Commentary

Orange Bowl feels like playoff game

MIAMI -- The potential problem for hosts in the College Football Playoff rotation, like Miami's Orange Bowl game, is you face a letdown when you don't host a semifinal every third year. You're Broadway one year, and local dinner theater the next two.

Notice I said potential problem. It isn't an issue for the 83rd edition of the OB kicking off at 7 p.m. Central today and beamed out by ESPN from Hard Rock Stadium.

No. 6-ranked Michigan and No. 11 Florida State gift South Florida with a matchup that has the national heft of a CFP semifinal -- partly because both teams began the season convinced they were going to be in one, with one of those teams still adamant it should be, right Jim Harbaugh?

Not all Orange Bowl matchups are created equal. None are awful; there are dozens of lesser bowls to accept the sediment of five-loss teams and games you would pay to not watch. But every once in a while, even the stately, tradition-rich OB will find itself with a Georgia Tech-Mississippi State matchup. Or years when, somehow, a Northern Illinois sneaks past security and gets in.

But this year, the stage is filled by elite national programs in the Wolverines, one-touchdown favorites, and Seminoles. Top coaches steer them in Harbaugh, a star on the Nick Saban/Urban Meyer echelon, and Jimbo Fisher, lavished with a contract extension as the up-to-the-task heir to Bobby Bowden.

We also get the calendar bonus of this game not interfering with folks' New Year's Eve plans, after the previous two OBs both were played Dec. 31.

As Orange Bowl chief executive Eric Poms put it: "When you have two iconic programs, one within the state, and the other the winningest program in college football history, they align and create a lot of excitement for the community. The stadium will be full. And we expect a big television audience."

A year ago Miami and the OB hosted a CFP semifinal as Clemson, No. 1 and unbeaten but somehow a betting underdog, orange-crushed Oklahoma, 37-17. The OB will host its next semifinal the year after next, the 2018 season.

Not all of the "in-between" matchups will be as tasty as tonight's, although the Orange Bowl's new conference alliance assures many will be. The OB gets the highest-ranked Atlantic Coast Conference team not in the CFP (which could be Miami), and pairs it with the highest-ranked available team from the SEC, Big Ten or Notre Dame.

I love what has materialized this time -- Michigan-Florida State -- for its contrast, and not just FSU's dynamic offense against Michigan's stout defense led by Jabrill Peppers.

There is negligible history between Michigan and FSU -- they have met only twice, in 1986 and '91 -- so the history is there to be drawn now on a blank page.

To Miami, one team we know well. Too well. The other is a stranger.

Florida State is the Miami Hurricanes' ACC rival and nemesis, of course.

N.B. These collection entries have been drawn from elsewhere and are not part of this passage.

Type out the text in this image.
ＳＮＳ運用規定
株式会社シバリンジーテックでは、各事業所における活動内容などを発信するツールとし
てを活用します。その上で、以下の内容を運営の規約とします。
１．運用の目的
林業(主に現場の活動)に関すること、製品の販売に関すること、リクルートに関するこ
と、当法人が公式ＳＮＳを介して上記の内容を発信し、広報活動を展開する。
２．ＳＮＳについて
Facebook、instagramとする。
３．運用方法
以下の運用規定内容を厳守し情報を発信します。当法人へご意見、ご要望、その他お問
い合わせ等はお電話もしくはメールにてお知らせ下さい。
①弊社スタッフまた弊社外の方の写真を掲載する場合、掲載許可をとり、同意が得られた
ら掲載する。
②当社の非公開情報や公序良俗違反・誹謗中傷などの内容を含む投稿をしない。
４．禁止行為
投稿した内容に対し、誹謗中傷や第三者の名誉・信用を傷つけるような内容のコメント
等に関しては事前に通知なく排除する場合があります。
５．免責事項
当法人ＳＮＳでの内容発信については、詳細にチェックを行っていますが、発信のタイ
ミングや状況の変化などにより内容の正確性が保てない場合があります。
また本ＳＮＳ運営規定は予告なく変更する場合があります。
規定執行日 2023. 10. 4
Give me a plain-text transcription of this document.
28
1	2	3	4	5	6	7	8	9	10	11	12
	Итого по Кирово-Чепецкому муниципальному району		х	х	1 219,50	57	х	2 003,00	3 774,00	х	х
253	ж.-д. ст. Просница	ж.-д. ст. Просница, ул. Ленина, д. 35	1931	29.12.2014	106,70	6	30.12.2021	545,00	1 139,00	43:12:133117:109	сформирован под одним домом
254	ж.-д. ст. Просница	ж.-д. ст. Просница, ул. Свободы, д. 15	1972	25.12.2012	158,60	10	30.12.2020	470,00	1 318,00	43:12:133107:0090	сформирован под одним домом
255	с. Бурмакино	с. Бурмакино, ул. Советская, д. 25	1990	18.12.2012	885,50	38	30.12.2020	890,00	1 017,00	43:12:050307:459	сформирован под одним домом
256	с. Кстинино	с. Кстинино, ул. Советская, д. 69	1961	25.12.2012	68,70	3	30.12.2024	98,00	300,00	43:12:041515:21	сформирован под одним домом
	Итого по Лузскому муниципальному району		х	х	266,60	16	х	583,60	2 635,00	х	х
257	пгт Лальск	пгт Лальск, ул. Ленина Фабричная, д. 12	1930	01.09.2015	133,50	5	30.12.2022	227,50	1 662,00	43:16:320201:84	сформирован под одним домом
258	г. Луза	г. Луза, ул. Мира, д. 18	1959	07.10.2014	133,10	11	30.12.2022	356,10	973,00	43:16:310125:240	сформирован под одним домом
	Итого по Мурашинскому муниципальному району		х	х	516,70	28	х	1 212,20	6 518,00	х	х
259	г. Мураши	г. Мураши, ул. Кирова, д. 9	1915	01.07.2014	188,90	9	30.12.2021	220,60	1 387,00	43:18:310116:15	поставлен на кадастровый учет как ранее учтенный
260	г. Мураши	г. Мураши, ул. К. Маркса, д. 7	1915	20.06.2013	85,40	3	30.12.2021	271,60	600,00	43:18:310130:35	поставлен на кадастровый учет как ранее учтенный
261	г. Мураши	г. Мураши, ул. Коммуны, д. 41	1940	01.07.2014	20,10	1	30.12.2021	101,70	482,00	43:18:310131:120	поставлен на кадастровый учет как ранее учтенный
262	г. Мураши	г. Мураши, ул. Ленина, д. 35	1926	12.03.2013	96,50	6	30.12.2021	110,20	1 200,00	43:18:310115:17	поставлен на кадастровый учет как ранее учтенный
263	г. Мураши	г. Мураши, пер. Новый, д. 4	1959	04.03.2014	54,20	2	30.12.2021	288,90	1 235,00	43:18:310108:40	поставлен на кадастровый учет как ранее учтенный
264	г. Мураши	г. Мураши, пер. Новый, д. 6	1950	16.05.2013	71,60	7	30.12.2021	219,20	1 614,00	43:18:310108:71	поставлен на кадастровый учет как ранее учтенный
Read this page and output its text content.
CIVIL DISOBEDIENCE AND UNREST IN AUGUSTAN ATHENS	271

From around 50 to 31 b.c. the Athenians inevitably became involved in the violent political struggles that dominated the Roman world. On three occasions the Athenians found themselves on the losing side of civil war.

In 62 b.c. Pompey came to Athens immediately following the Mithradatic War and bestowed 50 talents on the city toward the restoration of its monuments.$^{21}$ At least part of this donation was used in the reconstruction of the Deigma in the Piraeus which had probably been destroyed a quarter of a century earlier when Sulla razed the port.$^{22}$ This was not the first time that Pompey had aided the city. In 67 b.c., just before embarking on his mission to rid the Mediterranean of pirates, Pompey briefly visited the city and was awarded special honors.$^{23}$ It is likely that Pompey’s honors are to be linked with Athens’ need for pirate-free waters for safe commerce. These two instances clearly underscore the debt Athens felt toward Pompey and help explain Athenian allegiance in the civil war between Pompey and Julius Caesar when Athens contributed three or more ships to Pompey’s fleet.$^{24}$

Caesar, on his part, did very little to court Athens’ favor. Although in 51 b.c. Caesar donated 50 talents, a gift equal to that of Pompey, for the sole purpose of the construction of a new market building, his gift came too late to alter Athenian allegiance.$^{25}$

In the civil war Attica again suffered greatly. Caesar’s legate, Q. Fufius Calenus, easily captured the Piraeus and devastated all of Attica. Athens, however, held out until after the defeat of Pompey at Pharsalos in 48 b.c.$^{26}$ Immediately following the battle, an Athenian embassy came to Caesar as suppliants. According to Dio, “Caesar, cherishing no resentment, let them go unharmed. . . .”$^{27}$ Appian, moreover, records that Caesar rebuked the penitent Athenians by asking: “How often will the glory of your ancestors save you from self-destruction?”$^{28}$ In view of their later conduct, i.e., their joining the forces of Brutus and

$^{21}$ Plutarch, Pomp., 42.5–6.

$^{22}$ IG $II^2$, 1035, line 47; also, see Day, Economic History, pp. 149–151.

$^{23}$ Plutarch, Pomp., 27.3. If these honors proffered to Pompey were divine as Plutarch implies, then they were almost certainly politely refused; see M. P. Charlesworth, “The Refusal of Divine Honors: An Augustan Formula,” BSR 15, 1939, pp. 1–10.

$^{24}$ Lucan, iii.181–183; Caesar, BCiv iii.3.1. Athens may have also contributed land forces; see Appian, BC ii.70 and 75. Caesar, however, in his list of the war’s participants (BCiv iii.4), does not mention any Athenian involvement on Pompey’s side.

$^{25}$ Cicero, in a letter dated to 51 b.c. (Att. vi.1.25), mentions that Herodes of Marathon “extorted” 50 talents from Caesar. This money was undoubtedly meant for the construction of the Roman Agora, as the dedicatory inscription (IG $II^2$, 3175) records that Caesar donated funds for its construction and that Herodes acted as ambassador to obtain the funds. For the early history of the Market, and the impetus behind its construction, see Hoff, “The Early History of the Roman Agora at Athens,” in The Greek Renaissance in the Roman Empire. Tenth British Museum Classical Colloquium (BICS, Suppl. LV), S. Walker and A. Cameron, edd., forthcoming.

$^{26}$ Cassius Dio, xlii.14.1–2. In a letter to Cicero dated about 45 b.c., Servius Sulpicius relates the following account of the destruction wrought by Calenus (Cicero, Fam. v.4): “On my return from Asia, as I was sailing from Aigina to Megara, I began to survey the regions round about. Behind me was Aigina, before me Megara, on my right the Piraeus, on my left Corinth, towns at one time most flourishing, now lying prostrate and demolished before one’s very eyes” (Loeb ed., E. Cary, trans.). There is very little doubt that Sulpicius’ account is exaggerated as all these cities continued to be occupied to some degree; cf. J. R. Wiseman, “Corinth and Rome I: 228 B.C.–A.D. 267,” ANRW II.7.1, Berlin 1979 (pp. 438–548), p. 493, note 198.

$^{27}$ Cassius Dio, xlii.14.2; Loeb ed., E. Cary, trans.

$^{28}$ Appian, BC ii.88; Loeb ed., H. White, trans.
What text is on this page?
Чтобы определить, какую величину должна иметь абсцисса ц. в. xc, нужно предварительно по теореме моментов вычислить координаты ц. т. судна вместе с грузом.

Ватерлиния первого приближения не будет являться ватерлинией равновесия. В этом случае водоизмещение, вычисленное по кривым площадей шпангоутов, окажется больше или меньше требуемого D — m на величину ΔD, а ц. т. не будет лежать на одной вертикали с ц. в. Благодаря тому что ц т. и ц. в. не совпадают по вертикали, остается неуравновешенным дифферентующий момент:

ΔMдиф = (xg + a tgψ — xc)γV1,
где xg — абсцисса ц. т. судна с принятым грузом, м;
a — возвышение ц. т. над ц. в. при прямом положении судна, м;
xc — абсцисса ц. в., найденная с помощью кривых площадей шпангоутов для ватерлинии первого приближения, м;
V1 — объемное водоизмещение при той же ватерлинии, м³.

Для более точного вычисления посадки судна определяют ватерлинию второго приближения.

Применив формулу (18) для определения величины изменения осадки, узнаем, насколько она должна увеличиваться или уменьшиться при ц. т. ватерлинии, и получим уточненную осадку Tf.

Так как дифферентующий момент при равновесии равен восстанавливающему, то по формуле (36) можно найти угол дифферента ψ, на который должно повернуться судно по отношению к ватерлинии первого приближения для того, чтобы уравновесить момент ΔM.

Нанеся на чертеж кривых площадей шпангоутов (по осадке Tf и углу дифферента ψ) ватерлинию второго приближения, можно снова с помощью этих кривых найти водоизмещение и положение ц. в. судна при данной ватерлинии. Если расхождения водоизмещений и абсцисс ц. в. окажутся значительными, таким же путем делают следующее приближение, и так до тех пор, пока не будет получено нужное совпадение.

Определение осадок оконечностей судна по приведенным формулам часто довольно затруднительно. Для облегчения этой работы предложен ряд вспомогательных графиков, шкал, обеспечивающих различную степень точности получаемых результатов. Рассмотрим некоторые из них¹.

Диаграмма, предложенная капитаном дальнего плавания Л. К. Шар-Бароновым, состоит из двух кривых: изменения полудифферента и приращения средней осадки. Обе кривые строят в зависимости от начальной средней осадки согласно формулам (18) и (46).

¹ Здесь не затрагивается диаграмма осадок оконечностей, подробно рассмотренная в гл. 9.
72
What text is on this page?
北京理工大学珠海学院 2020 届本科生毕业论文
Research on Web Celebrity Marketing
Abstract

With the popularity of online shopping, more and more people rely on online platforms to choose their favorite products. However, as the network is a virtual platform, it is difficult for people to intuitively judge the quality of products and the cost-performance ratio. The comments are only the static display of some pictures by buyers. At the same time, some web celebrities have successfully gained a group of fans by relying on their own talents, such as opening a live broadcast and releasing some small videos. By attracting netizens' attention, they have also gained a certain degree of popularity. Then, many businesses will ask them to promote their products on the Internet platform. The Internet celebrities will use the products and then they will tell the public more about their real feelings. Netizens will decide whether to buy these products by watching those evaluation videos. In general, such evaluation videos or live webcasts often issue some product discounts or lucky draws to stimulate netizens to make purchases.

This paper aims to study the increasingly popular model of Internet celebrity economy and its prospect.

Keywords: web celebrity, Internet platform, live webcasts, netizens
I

Too often for Canes fans, the Seminoles have delivered heartache in this same stadium. FSU also is making its 10th Orange Bowl appearance, third-most of any school.

Embodying the local familiarity is the Noles' likely NFL-bound star running back Dalvin Cook, born-and-raised Miami, from Central High. For him, this will be a home game. (Oh, and thanks, Dalvin, for not joining other college football stars in skipping bowl games to avoid the chance of injury).

"It's a blessing that his family can be in his home town to watch him play in a major bowl game," Fisher said, "in possibly his last game at Florida State."

Less known than Cook's Miami roots is that Seminoles quarterback Deondre Francois spent part of his childhood in Miami's Little Haiti, and that his uncle, Patrick Julmiste, was a Miramar High quarterback who first ignited in Deondre the wonders of throwing a football.

"My grandmother, she's very excited because she lives 10 minutes away from the stadium," Francois said.

Contrasting FSU's familiarity, Michigan is a far-flung mystery. The Hurricanes have played the "other" UM only twice. And Michigan has made only two prior Orange Bowl appearances, the last following the 1999 season, on Jan. 2, 2000.

That game, one of the greatest Orange Bowls, Michigan beat Alabama 35-34 in overtime, led by 369 yards passing and four touchdowns by some guy named Tom Brady. (Seventeen seasons later, the same Mr. Brady will be back in the same building on Sunday, pitching for the New England Patriots against the playoff-bound (yes, playoff-bound) Dolphins.

Ultimately, of course, no matter the competing teams that visit, the Orange Bowl is what it has been, uninterrupted since 1935: A positive advertisement for Miami. A postcard.

In that spirit, we give the last word to Michigan cornerback Jourdan Lewis, who, when asked how it felt to be here, smiled and said:

"It feels amazing. We came from 23-degree weather, so this feels good!"